Series/Learn Java Error, Reliability & Observability Engineering

Final StretchOrdered learning track

Debugging Production Failures

Learn Java Error, Reliability & Observability Engineering - Part 032

Debugging production failures untuk Java systems: evidence chain, hypothesis loop, logs-metrics-traces correlation, thread dump, heap dump, JFR, GC, Kubernetes/deployment context, dan production-safe diagnosis.

[2026-06-28]14 min read2759 words

In This Lesson

1. Kaufman Deconstruction 2. Mental Model: Evidence Chain 3. First 10 Minutes: Production Triage Algorithm

PrevNext

Lesson 3235 lesson track30–35 Final Stretch

#java#reliability#observability#debugging+6 more

Part 032 — Debugging Production Failures

Target skill: mampu mendiagnosis production failure secara sistematis, evidence-driven, dan aman. Setelah part ini, kamu harus bisa membangun timeline, membaca korelasi logs-metrics-traces, mengambil thread dump/JFR/heap evidence dengan hati-hati, membedakan cause vs symptom, dan memilih mitigasi tanpa memperparah kondisi sistem.

Production debugging berbeda dari local debugging.

Di local, kamu sering punya debugger, controllable input, dan waktu. Di production, kamu punya:

partial visibility,
pressure dari user/business,
data sensitif,
distributed causality,
state yang sedang berubah,
risiko tindakan diagnosis memperburuk sistem,
kebutuhan mitigasi sebelum root cause sempurna ditemukan.

Top engineer tidak “menebak penyebab”. Mereka membangun evidence chain.

1. Kaufman Deconstruction

Production debugging terdiri dari sub-skill berikut:

Sub-skill	Outcome
Impact scoping	Menentukan siapa/apa yang terdampak dan seberapa parah
Timeline construction	Menyusun urutan signal, change, dan symptom
Hypothesis loop	Membuat, menguji, dan membuang hipotesis berdasarkan evidence
Signal correlation	Menggabungkan logs, metrics, traces, events, dumps, dan deployment data
JVM diagnostics	Menggunakan thread dump, heap dump, GC data, JFR, dan jcmd secara aman
Distributed debugging	Menelusuri failure lintas service, queue, DB, cache, dan external dependency
Mitigation reasoning	Memilih aksi yang menurunkan impact tanpa menambah risiko
Evidence preservation	Menyimpan data penting untuk postmortem, audit, dan prevention

Debugging produksi bukan hanya menemukan bug.

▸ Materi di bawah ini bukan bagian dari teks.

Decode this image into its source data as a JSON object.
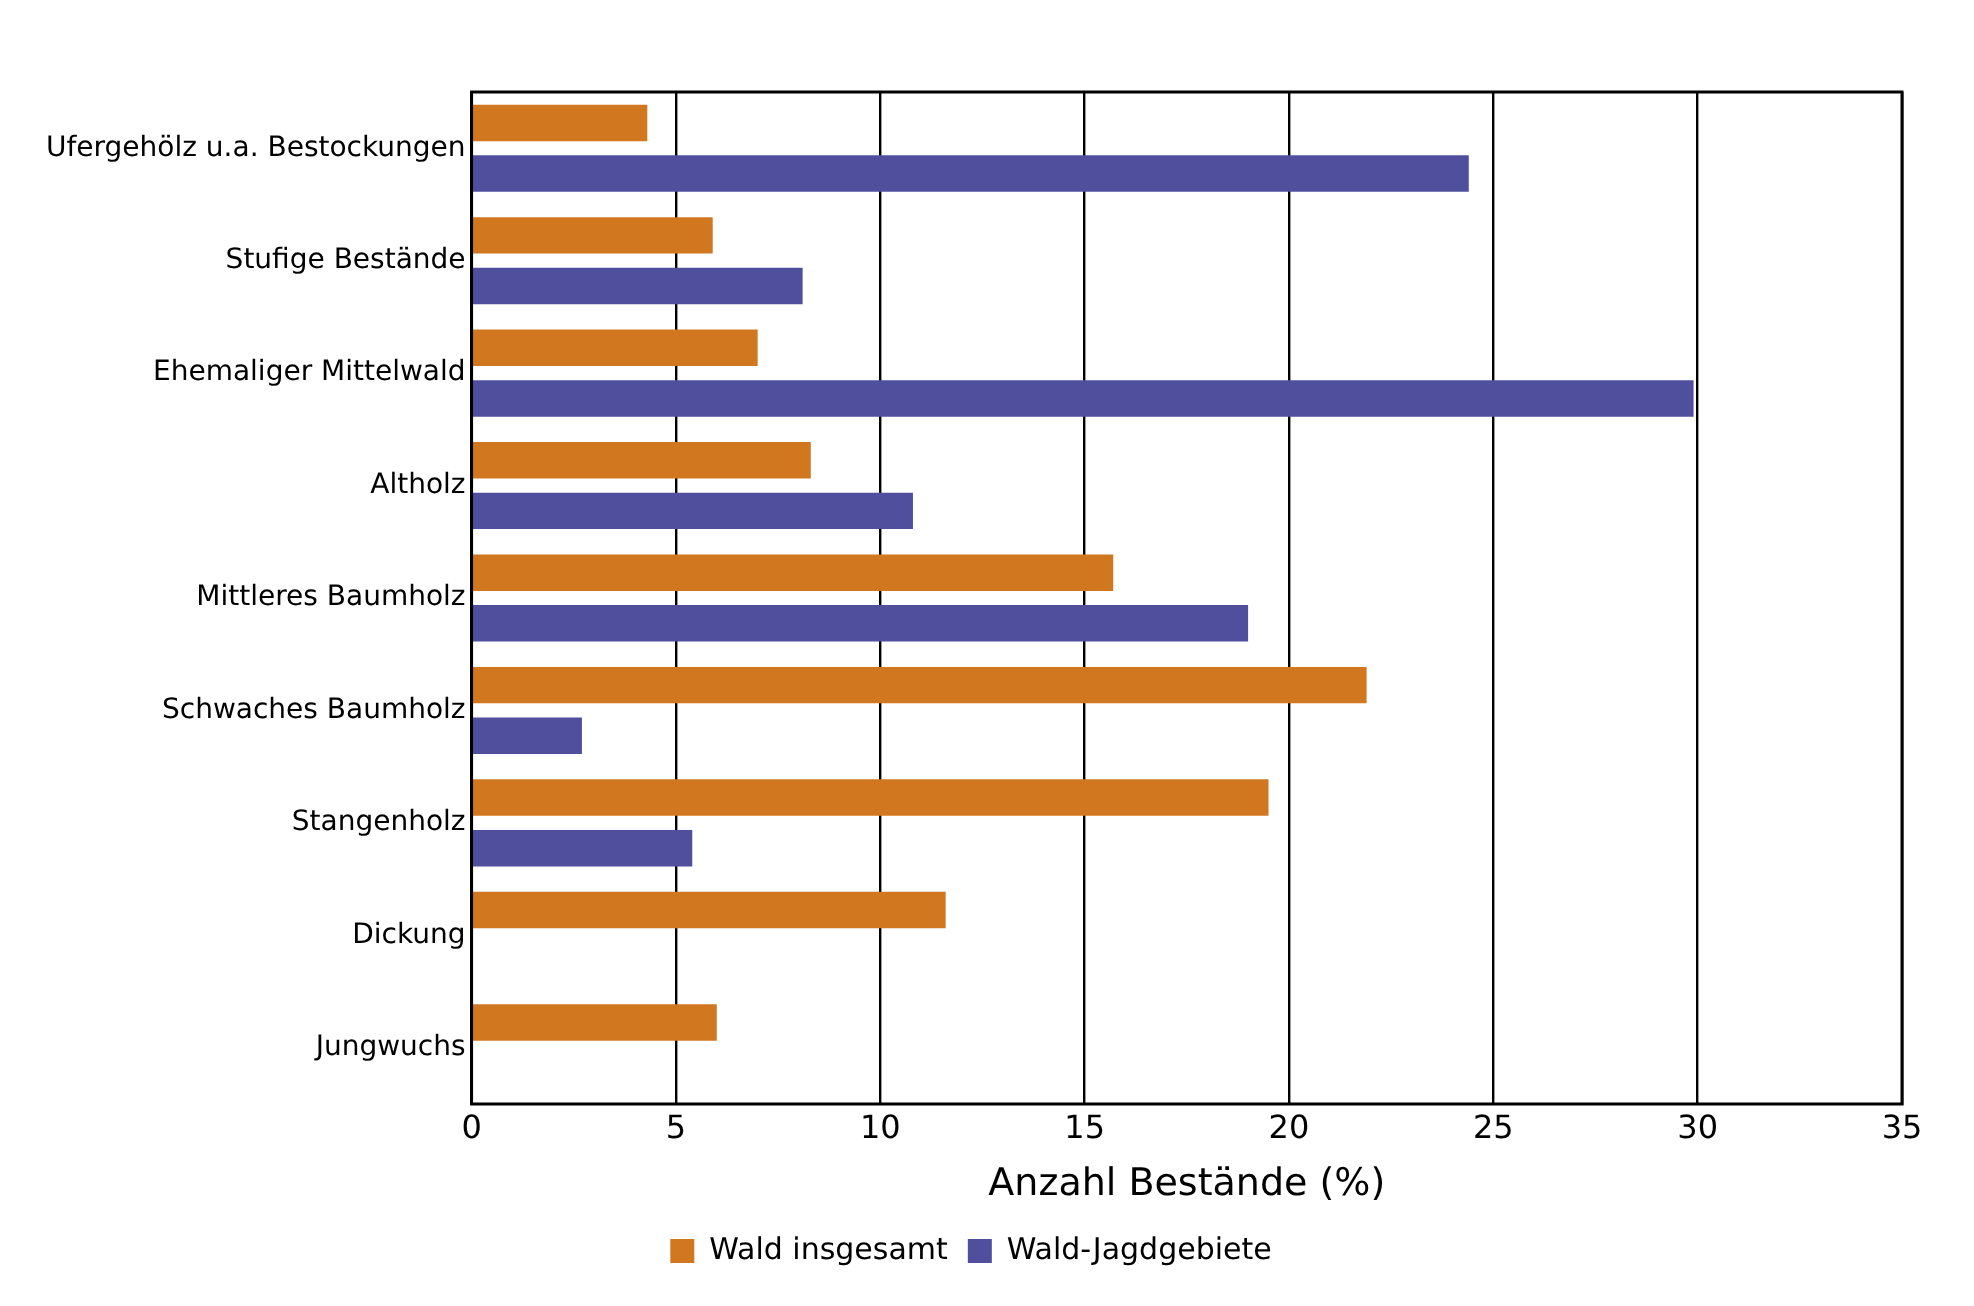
{
  "chart_data": {
    "type": "bar",
    "orientation": "horizontal",
    "xlabel": "Anzahl Bestände (%)",
    "categories": [
      "Ufergehölz u.a. Bestockungen",
      "Stufige Bestände",
      "Ehemaliger Mittelwald",
      "Altholz",
      "Mittleres Baumholz",
      "Schwaches Baumholz",
      "Stangenholz",
      "Dickung",
      "Jungwuchs"
    ],
    "series": [
      {
        "name": "Wald insgesamt",
        "color": "#d1771f",
        "values": [
          4.3,
          5.9,
          7.0,
          8.3,
          15.7,
          21.9,
          19.5,
          11.6,
          6.0
        ]
      },
      {
        "name": "Wald-Jagdgebiete",
        "color": "#4f4f9e",
        "values": [
          24.4,
          8.1,
          29.9,
          10.8,
          19.0,
          2.7,
          5.4,
          null,
          null
        ]
      }
    ],
    "xlim": [
      0,
      35
    ],
    "xticks": [
      0,
      5,
      10,
      15,
      20,
      25,
      30,
      35
    ],
    "grid": "x",
    "legend": "bottom"
  }
}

Tujuannya adalah memulihkan service, memahami failure mode, dan mencegah recurrence.

2. Mental Model: Evidence Chain

Evidence chain adalah rangkaian bukti yang menghubungkan symptom ke contributing factors.

Kunci:

Mulai dari impact, bukan dari komponen favorit.
Jangan loncat dari correlation ke causation.
Setiap hipotesis harus punya expected evidence.
Jika evidence tidak cocok, buang atau revisi hipotesis.

3. First 10 Minutes: Production Triage Algorithm

Saat alert firing, gunakan urutan ini.

3.1 Confirm impact

Tanya:

Apakah user benar-benar terdampak?
Operation apa yang gagal?
Availability, latency, correctness, freshness, atau deadline?
Berapa persentase request/job/case terdampak?
Region/tenant/version mana?

3.2 Establish timeline

Cari:

kapan symptom mulai,
kapan alert firing,
deployment terakhir,
config/feature flag change,
traffic spike,
dependency incident,
infrastructure event,
schema/data migration.

3.3 Identify blast radius

Segmentasi dengan dimensi aman:

service,
endpoint/operation,
region/zone,
tenant tier, bukan tenant ID high-cardinality di metric,
app version,
dependency,
message topic/consumer group,
business capability.

3.4 Choose mitigation path

Pilih mitigation yang paling aman:

rollback jika deployment correlated dan reversible,
disable feature flag,
route to fallback/degraded mode,
stop harmful retry,
shed load,
pause consumer untuk mencegah damage,
isolate bad pod,
scale out jika bottleneck adalah capacity dan downstream sehat.

3.5 Preserve evidence

Sebelum restart/rollback jika memungkinkan:

sample traces,
representative logs,
thread dump,
heap/JFR jika relevant dan safe,
deployment hash,
config/flag state,
DB/session evidence,
message IDs for failed sample.

4. Hypothesis Loop

Gunakan loop ini agar debugging tidak berubah menjadi spekulasi.

Template hipotesis:

Hypothesis:
  Recent deployment v2026.06.28.3 introduced a blocking call inside the request path.

Predictions:
  - Latency increase starts after deployment time.
  - Only pods on new version are affected.
  - Traces show time spent in dependency X or thread pool Y.
  - Rollback or traffic shift reduces latency.

Evidence to check:
  - request latency by version
  - deployment events
  - trace critical path
  - thread dump blocked/waiting states

Jika prediction tidak muncul, hipotesis lemah.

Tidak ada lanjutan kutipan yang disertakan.